Нам также известно, что уже взрослая Джейн глубоко сочувствовала маленькой девочке, вынужденной жить вдали от родителей. «Ей это совсем не по душе, – писала она, – бедная лапушка». В «Доводах рассудка» читаем: «Энн поступила в школу несчастная»; в «Леди Сьюзен» высказывается мнение, что «школа, должно быть, страшно унизительна»; в «Уотсонах» одна героиня говорит, что «не представляет себе ничего более гадкого», чем служить в школе учительницей. В общем, если художественное произведение отражает реальность, значит, школьный опыт Джейн был крайне печальным.
К двум девочкам, семилетней Джейн и десятилетней Кассандре, присоединилась третья – дочка сестры миссис Остин. Двенадцатилетняя Джейн Купер была не только кузиной, но и «дорогим другом» сестричек. Направлялись они в пансион миссис Энн Коули в Оксфорде. В каком-то смысле им повезло, потому что миссис Коули приходилась им неродной теткой. Она была овдовевшей сестрой отца Джейн Купер, и ее покойный муж возглавлял Брейзноз-колледж в Оксфорде. Заведение миссис Коули не отличалось излишней строгостью или академизмом: оно напоминало заведение миссис Годдард в «Эмме», где девочки могли «поднабраться кой-какого образования». Мистер и миссис Остин, вероятно, полагали, что девочки выиграют от женского окружения, наберутся хороших манер и станут более годными к выданью, чем дома, в окружении сплошных мальчишек.
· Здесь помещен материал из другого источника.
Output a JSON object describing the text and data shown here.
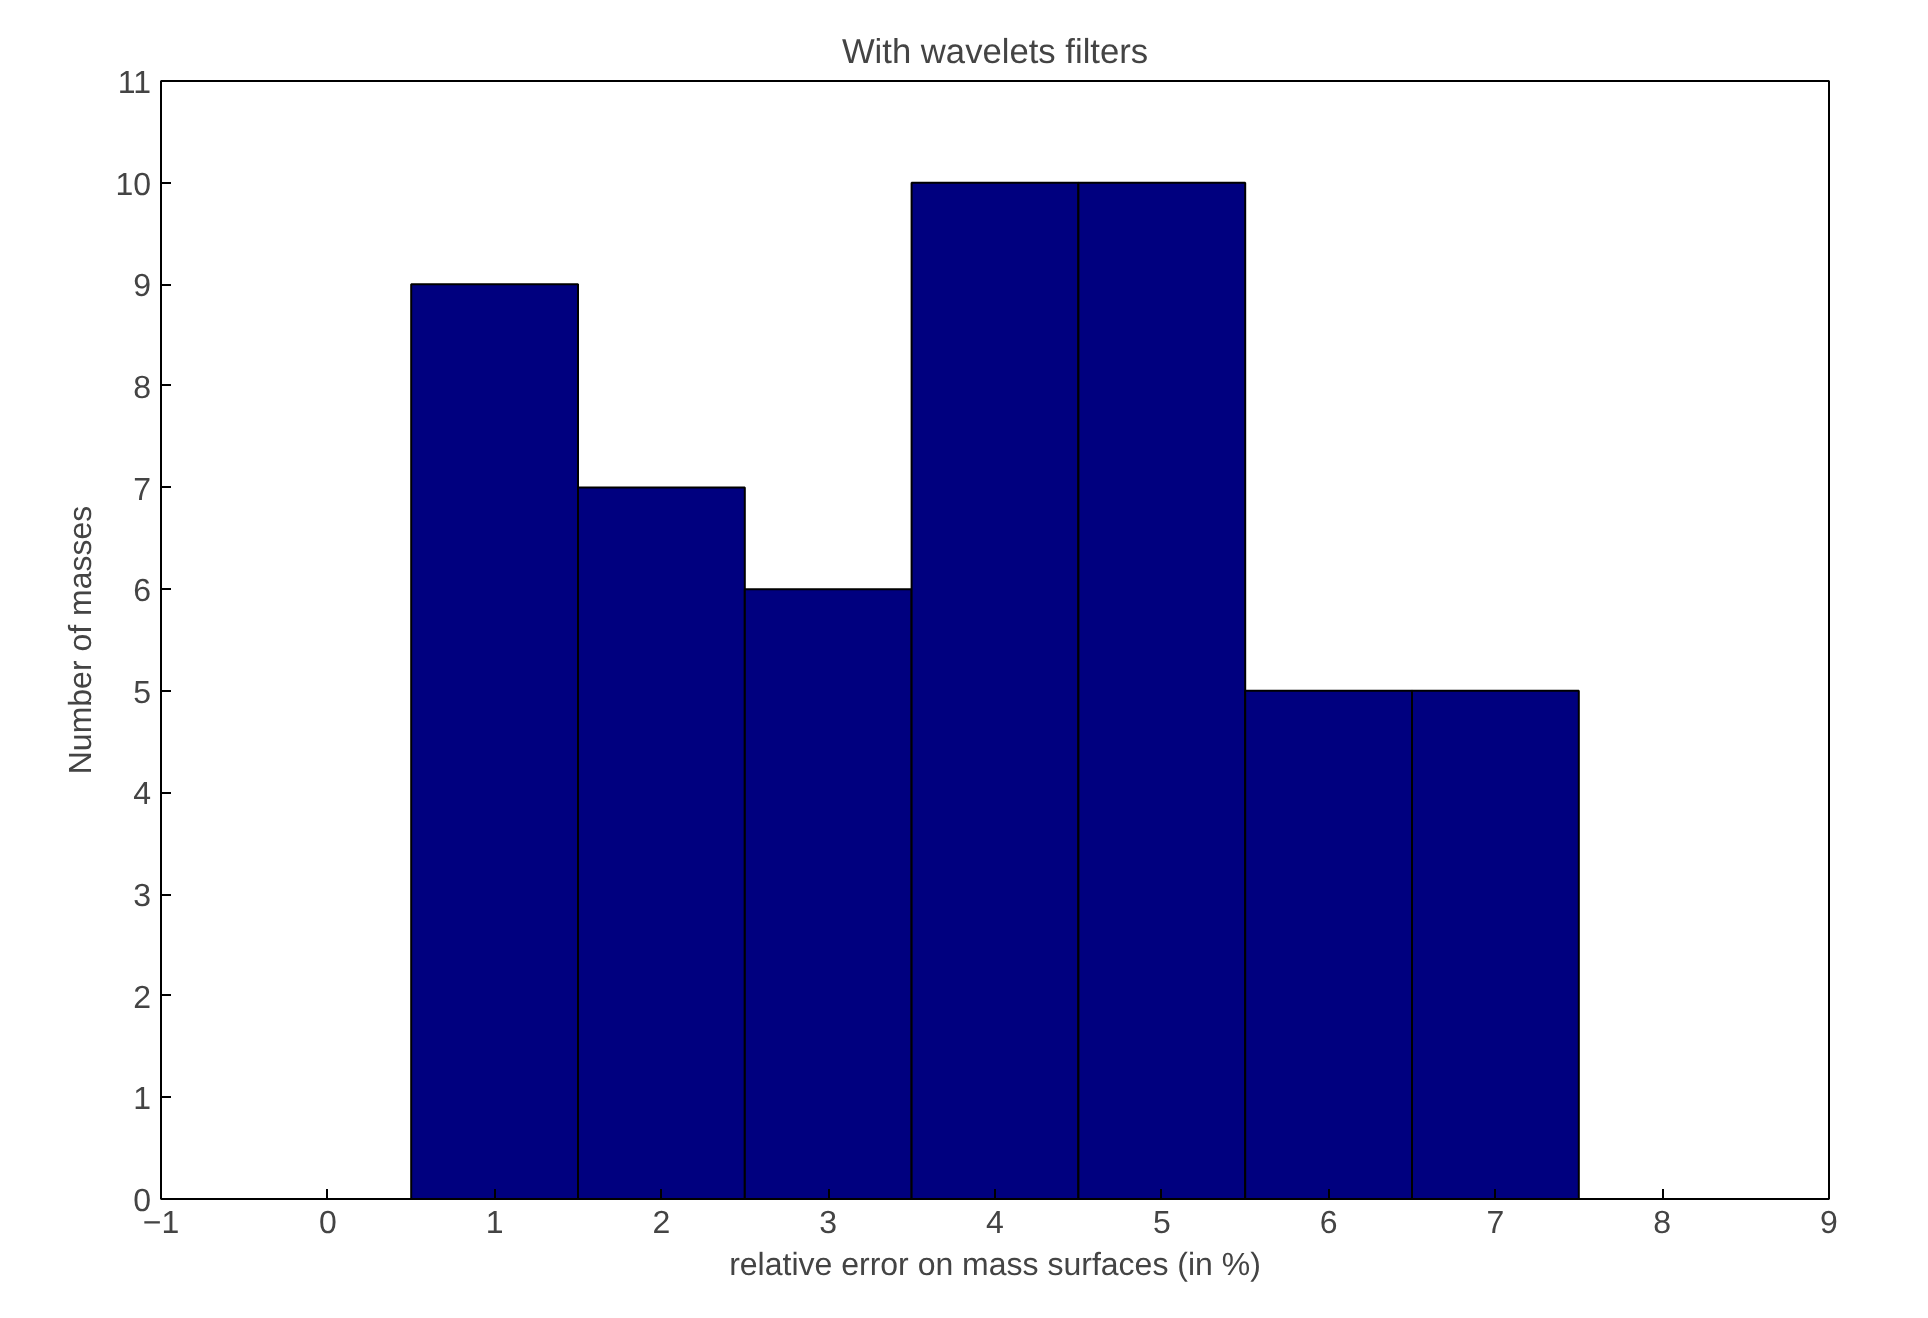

Как местопребывание Оксфорд был очень хорош, поскольку там находился Джеймс Остин, взявшийся опекать сестер и гулять с ними по городу. Но доставляли ли эти прогулки удовольствие девочкам? Оксфорд изобиловал «мрачными церквями, пыльными библиотеками и грязными домами, – писала анонимная сотрудница студенческого журнала Джеймса, язвительная барышня, подтрунивавшая над напыщенными, чопорными студиозусами. – Уверена, что никогда больше ноги моей там не будет». Не исключено, что это первые опубликованные строки маленькой сестрички Джеймса Джейн.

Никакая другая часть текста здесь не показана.